DataSheet2_Complex Involvement of the Extracellular Matrix, Immune Effect, and Lipid Metabolism in the Development of Idiopathic Pulmonary Fibrosis.PDF

Background and objective: Idiopathic pulmonary fibrosis (IPF) is an aggressive fibrotic pulmonary disease with spatially and temporally heterogeneous alveolar lesions. There are no early diagnostic biomarkers, limiting our understanding of IPF pathogenesis. Methods: Lung tissue from surgical lung biopsy of patients with early-stage IPF (n = 7), transplant-stage IPF (n = 2), and healthy controls (n = 6) were subjected to mRNA sequencing and verified by real-time quantitative PCR (RT-qPCR), immunohistochemistry, Western blot, and single-cell RNA sequencing (scRNA-Seq). Results: Three hundred eighty differentially expressed transcripts (DETs) were identified in IPF that were principally involved in extracellular matrix (ECM) remodeling, lipid metabolism, and immune effect. Of these DETs, 21 (DMD, MMP7, POSTN, ECM2, MMP13, FASN, FADS1, SDR16C5, ACAT2, ACSL1, CYP1A1, UGT1A6, CXCL13, CXCL5, CXCL14, IL5RA, TNFRSF19, CSF3R, S100A9, S100A8, and S100A12) were selected and verified by RT-qPCR. Differences in DMD, FASN, and MMP7 were also confirmed at a protein level. Analysis of scRNA-Seq was used to trace their cellular origin to determine which lung cells regulated them. The principal cell sources of DMD were ciliated cells, alveolar type I/II epithelial cells (AT cells), club cells, and alveolar macrophages (AMs); MMP7 derives from AT cells, club cells, and AMs, while FASN originates from AT cells, ciliated cells, and AMs. Conclusion: Our data revealed a comprehensive transcriptional mRNA profile of IPF and demonstrated that ECM remodeling, lipid metabolism, and immune effect were collaboratively involved in the early development of IPF.
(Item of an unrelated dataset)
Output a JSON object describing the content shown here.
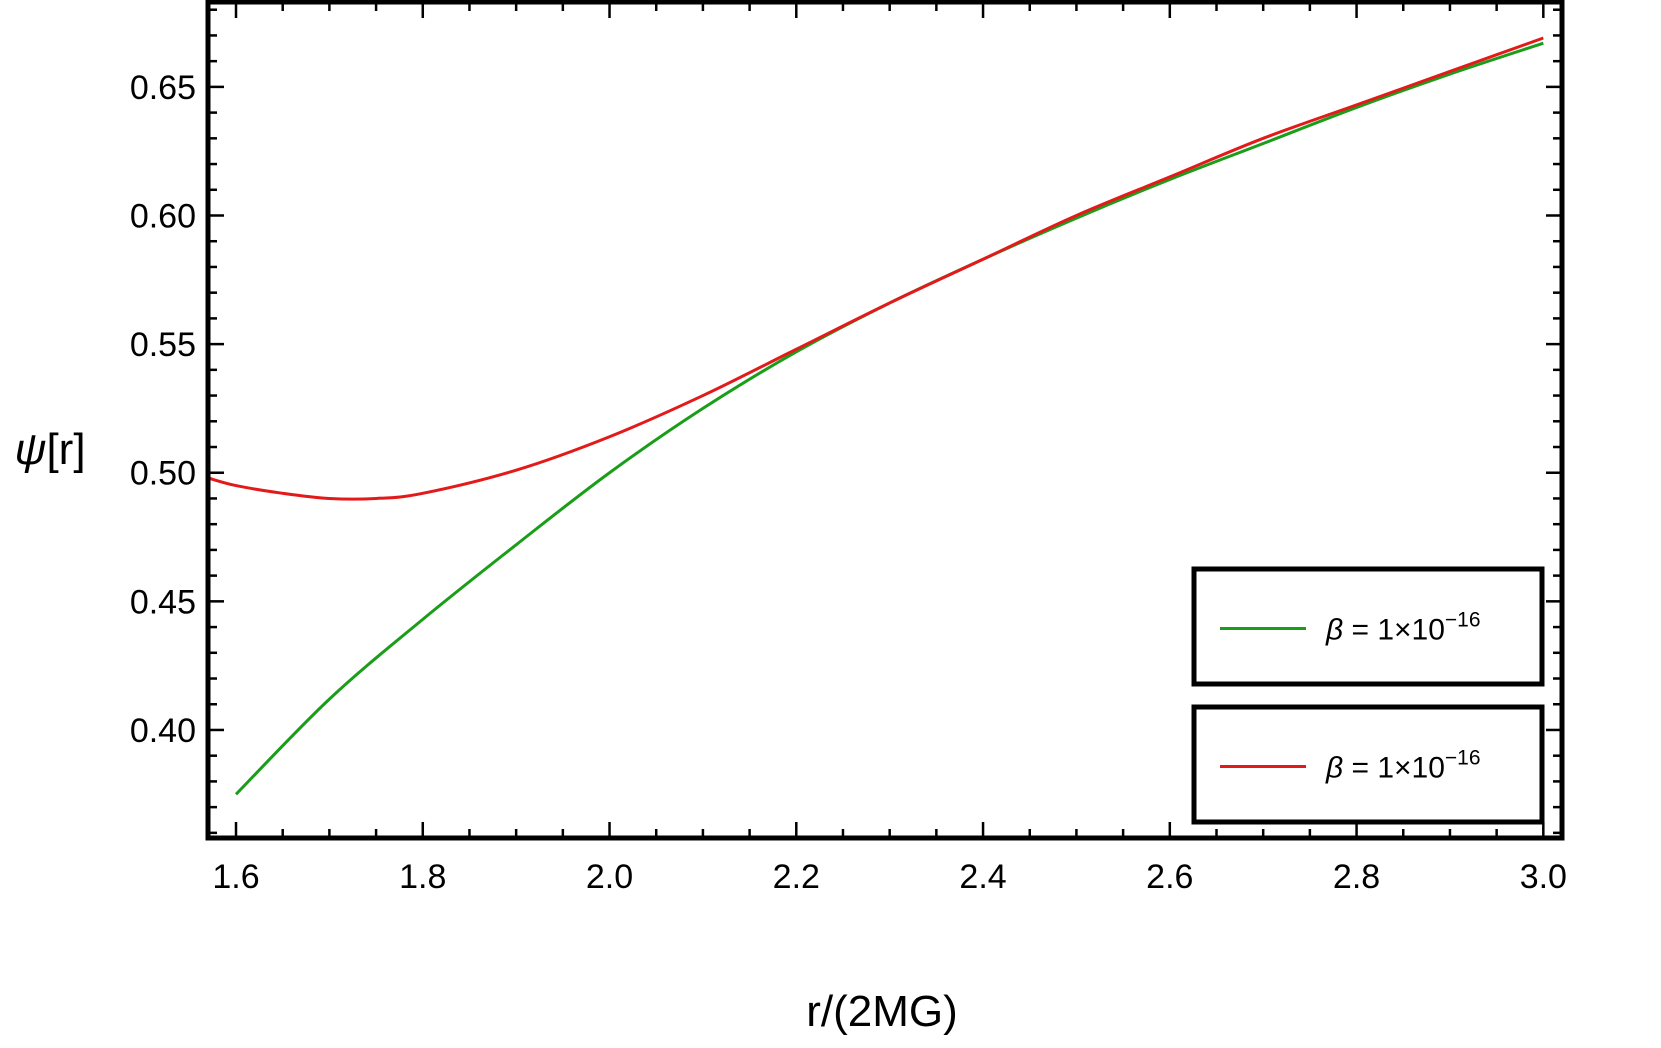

背景与目的：特发性肺纤维化（Idiopathic pulmonary fibrosis, IPF）是一种侵袭性纤维化肺部疾病，其病变呈时空异质性肺泡损伤。目前尚无早期诊断生物标志物，这限制了我们对IPF发病机制的认知。 研究方法：收集早期IPF患者（n=7）、移植阶段IPF患者（n=2）及健康对照者（n=6）的外科肺活检肺组织，进行mRNA测序，并通过实时定量聚合酶链反应（real-time quantitative PCR, RT-qPCR）、免疫组织化学、蛋白质印迹法（Western blot）以及单细胞RNA测序（single-cell RNA sequencing, scRNA-Seq）进行验证。 研究结果：本研究在IPF样本中共鉴定出380个差异表达转录本（differentially expressed transcripts, DETs），其主要参与细胞外基质（extracellular matrix, ECM）重塑、脂质代谢及免疫效应过程。其中21个差异表达转录本（DMD、MMP7、POSTN、ECM2、MMP13、FASN、FADS1、SDR16C5、ACAT2、ACSL1、CYP1A1、UGT1A6、CXCL13、CXCL5、CXCL14、IL5RA、TNFRSF19、CSF3R、S100A9、S100A8及S100A12）通过RT-qPCR进行了验证。DMD、FASN及MMP7的表达差异在蛋白层面也得到了证实。通过单细胞RNA测序数据分析，本研究追踪了这些差异转录本的细胞来源，以明确调控其表达的肺脏细胞类型：DMD的主要细胞来源为纤毛细胞、I/II型肺泡上皮细胞（alveolar type I/II epithelial cells, AT cells）、棒状细胞及肺泡巨噬细胞（alveolar macrophages, AMs）；MMP7来源于AT细胞、棒状细胞及AMs，而FASN则来源于AT细胞、纤毛细胞及AMs。 研究结论：本研究揭示了IPF全面的转录组mRNA表达谱，并证实细胞外基质重塑、脂质代谢及免疫效应共同参与了IPF的早期发生发展过程。